One final thing to note, is a lot of what MDA Space builds hardware wise is “recurring” in nature. LEO satellites burn up fairly quickly being close to the earth’s atmosphere or even just having wear & tear from space debris.  MDA Space is also advancing the technology of satellites at a rapid pace and so you have a 5-6 year refresh cycle from wanting to get new tech up into space and also needing to replace the previous satellites to maintain connectivity.

Competitive Positioning

SpaceX and Amazon are competitors (although ironically Blue Origin is a customer of MDA Space). However, each are building constellations for their own use cases while MDA is a standalone trusted provider to anyone who wants to launch a satellite. Given geopolitical dynamics, governments, corporations, and defense industries around the world are wondering if they should entrust their space systems to anyone company. This bodes well for MDA as they already work with European countries and corporations.
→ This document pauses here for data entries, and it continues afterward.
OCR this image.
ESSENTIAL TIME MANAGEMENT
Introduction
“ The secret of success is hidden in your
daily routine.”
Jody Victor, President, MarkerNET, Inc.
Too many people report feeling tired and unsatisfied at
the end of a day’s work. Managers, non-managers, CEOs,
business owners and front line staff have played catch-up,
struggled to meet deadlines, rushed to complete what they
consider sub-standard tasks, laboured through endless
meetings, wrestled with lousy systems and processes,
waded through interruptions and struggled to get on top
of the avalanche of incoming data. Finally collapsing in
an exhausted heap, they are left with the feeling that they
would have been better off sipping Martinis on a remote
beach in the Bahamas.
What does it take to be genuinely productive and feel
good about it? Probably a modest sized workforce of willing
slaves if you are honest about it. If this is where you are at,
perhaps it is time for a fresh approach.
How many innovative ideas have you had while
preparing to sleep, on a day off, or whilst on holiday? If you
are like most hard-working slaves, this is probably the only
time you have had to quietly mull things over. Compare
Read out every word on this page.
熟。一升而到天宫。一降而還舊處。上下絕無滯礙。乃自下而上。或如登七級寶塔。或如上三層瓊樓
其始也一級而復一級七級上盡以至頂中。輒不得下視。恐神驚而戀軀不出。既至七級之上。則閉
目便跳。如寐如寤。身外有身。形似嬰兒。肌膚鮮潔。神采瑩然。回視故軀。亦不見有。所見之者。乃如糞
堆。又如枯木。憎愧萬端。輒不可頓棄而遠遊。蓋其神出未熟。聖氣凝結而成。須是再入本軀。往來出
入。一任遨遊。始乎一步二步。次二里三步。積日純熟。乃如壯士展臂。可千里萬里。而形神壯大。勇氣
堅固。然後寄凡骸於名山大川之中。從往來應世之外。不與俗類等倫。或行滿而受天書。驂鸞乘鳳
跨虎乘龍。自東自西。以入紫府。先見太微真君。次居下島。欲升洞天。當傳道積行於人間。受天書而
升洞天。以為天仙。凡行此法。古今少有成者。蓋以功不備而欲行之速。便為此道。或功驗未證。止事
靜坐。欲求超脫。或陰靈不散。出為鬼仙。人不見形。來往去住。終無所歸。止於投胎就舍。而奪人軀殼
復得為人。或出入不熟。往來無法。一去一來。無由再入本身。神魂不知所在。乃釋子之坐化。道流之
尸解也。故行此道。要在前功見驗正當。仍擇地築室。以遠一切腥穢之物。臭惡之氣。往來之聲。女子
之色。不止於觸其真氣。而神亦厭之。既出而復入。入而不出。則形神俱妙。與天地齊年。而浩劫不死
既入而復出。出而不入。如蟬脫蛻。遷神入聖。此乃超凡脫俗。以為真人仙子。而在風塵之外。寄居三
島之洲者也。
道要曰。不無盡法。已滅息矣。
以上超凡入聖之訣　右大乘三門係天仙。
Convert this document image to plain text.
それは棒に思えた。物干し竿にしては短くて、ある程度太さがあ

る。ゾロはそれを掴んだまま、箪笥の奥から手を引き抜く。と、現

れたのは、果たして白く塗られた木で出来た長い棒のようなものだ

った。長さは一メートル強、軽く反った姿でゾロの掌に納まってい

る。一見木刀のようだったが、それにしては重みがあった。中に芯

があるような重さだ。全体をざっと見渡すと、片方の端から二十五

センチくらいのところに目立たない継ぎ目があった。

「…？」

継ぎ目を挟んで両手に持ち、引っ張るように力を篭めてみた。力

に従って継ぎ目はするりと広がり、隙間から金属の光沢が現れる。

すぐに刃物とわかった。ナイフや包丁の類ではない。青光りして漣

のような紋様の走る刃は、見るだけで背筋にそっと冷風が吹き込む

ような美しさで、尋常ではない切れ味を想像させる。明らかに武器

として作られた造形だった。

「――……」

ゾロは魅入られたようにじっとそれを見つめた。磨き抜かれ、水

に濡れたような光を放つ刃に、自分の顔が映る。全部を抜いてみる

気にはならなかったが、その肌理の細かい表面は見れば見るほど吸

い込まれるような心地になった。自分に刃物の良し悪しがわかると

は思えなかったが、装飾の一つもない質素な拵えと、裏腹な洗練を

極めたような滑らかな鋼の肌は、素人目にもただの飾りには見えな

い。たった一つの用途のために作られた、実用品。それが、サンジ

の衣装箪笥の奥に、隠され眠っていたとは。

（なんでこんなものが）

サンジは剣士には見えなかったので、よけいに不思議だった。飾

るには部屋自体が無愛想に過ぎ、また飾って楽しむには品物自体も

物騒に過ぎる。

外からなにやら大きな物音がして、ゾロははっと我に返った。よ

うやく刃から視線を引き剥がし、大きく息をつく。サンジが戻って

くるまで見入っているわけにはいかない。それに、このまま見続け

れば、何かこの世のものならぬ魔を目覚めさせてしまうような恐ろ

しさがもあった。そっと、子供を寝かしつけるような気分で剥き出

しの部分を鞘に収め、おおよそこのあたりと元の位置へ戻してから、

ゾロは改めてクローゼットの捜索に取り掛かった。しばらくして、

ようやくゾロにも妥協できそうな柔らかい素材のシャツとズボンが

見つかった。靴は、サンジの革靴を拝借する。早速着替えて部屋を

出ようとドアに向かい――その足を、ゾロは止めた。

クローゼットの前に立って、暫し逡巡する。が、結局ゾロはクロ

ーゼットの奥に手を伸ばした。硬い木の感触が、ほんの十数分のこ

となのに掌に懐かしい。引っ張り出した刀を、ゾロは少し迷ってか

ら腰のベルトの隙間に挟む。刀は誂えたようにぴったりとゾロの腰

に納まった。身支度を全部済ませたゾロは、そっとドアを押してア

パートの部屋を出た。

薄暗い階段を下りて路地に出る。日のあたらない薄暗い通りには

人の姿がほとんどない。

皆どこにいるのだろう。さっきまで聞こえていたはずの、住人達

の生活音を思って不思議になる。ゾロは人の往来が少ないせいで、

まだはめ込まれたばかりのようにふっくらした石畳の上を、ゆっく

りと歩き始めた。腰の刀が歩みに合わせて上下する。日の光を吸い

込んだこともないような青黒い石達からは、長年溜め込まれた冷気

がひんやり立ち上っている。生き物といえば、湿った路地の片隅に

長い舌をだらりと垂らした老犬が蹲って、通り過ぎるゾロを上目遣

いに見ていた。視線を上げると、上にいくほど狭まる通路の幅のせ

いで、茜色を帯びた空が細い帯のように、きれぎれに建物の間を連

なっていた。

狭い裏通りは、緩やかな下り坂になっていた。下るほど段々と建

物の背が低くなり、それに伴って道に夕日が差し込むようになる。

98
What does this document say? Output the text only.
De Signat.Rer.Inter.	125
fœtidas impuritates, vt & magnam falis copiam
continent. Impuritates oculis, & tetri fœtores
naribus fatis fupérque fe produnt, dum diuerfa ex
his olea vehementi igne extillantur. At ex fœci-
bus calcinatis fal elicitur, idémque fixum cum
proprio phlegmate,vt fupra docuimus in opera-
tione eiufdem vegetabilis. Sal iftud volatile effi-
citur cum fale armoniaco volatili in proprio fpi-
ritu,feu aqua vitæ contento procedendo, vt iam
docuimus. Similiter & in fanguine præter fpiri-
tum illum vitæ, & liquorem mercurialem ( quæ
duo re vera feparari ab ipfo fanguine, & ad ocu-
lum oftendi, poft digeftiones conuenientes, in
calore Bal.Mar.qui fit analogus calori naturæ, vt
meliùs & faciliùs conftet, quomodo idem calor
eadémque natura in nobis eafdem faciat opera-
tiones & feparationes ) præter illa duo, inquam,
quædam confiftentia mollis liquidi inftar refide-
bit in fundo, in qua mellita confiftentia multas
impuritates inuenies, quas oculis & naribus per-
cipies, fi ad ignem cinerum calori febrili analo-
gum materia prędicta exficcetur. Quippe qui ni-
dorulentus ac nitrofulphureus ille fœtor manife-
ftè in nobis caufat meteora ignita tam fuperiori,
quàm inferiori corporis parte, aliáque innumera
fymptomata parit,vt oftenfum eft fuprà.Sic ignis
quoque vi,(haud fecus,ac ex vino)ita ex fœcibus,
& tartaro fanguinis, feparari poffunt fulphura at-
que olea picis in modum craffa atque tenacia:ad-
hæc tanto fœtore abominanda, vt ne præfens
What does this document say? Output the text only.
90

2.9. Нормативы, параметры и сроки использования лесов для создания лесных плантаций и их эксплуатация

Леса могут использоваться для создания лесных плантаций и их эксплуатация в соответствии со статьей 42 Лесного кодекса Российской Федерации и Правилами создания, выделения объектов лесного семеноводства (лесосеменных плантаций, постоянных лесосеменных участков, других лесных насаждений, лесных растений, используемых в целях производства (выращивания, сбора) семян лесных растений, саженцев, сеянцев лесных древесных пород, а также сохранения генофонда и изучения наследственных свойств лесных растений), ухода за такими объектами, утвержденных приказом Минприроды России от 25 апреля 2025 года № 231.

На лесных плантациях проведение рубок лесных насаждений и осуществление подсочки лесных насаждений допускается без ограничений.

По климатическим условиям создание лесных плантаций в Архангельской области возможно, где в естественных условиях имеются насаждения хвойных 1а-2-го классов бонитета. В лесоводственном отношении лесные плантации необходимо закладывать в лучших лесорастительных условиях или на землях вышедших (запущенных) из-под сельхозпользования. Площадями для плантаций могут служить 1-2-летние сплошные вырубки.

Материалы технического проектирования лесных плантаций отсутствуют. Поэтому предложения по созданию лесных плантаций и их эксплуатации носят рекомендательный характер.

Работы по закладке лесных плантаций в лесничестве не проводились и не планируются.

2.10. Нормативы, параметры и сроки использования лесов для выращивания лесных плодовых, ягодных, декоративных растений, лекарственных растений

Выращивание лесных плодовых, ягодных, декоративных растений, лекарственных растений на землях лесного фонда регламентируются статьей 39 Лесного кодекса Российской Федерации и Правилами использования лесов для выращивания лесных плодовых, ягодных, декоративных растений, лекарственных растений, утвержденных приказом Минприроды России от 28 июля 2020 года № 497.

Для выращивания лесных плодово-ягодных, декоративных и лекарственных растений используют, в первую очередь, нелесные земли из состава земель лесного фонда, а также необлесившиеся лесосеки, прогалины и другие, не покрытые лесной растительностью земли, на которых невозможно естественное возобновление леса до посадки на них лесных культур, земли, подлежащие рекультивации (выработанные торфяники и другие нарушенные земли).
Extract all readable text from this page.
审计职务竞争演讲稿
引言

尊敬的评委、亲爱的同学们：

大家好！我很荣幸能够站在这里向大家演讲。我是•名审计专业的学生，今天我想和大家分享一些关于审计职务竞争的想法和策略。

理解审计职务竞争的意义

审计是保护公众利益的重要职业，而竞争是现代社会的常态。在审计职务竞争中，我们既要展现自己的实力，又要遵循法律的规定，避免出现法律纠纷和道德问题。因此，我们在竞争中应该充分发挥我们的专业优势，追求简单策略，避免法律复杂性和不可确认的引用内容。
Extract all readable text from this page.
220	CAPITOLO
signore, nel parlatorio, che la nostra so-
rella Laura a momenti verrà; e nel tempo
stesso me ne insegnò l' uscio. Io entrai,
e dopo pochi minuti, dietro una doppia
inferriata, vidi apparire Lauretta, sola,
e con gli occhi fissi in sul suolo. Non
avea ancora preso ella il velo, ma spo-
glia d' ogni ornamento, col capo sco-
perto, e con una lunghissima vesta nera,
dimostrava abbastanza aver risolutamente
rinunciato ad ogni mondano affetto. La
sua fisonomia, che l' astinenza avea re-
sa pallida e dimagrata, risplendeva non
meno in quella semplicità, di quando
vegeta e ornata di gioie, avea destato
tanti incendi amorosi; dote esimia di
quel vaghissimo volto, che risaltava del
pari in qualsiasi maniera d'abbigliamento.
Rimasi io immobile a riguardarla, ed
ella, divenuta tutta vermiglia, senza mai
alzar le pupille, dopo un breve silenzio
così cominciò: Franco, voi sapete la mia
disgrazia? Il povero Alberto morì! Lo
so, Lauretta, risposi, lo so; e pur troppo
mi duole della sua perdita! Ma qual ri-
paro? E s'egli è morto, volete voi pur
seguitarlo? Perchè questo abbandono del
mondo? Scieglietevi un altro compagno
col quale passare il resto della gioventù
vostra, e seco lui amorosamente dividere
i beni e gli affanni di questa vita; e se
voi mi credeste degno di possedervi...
Furthermore, a potential risk would be if one day SpaceX said they would refuse to put other satellite payloads up into space. This would be counter to SpaceX’s business model as while Starlink is definitely a huge current and future revenue generator, payloads and utilization of the rockets is core to making each launch exhibit compelling economics. As the cost curve for launches continues to decrease, MDA Space will continue to benefit from increased demand and better margins.

Reason to Own

There are very few opportunities to own a leading and trusted manufacturer of critical technologies with high barriers to entry at a cheap valuation. MDA Space hits all that criteria. They have massive tailwinds that should continue to reflect high growth for many years to come. They continue to push the satellite industry forward by developing new technology and have a proven and demonstrated track record of delivering durable systems for over 55 years. Package that up with a valuation that is meaningfully cheaper than peers and MDA Space represents a highly compelling high growth, tech advantaged investment opportunity.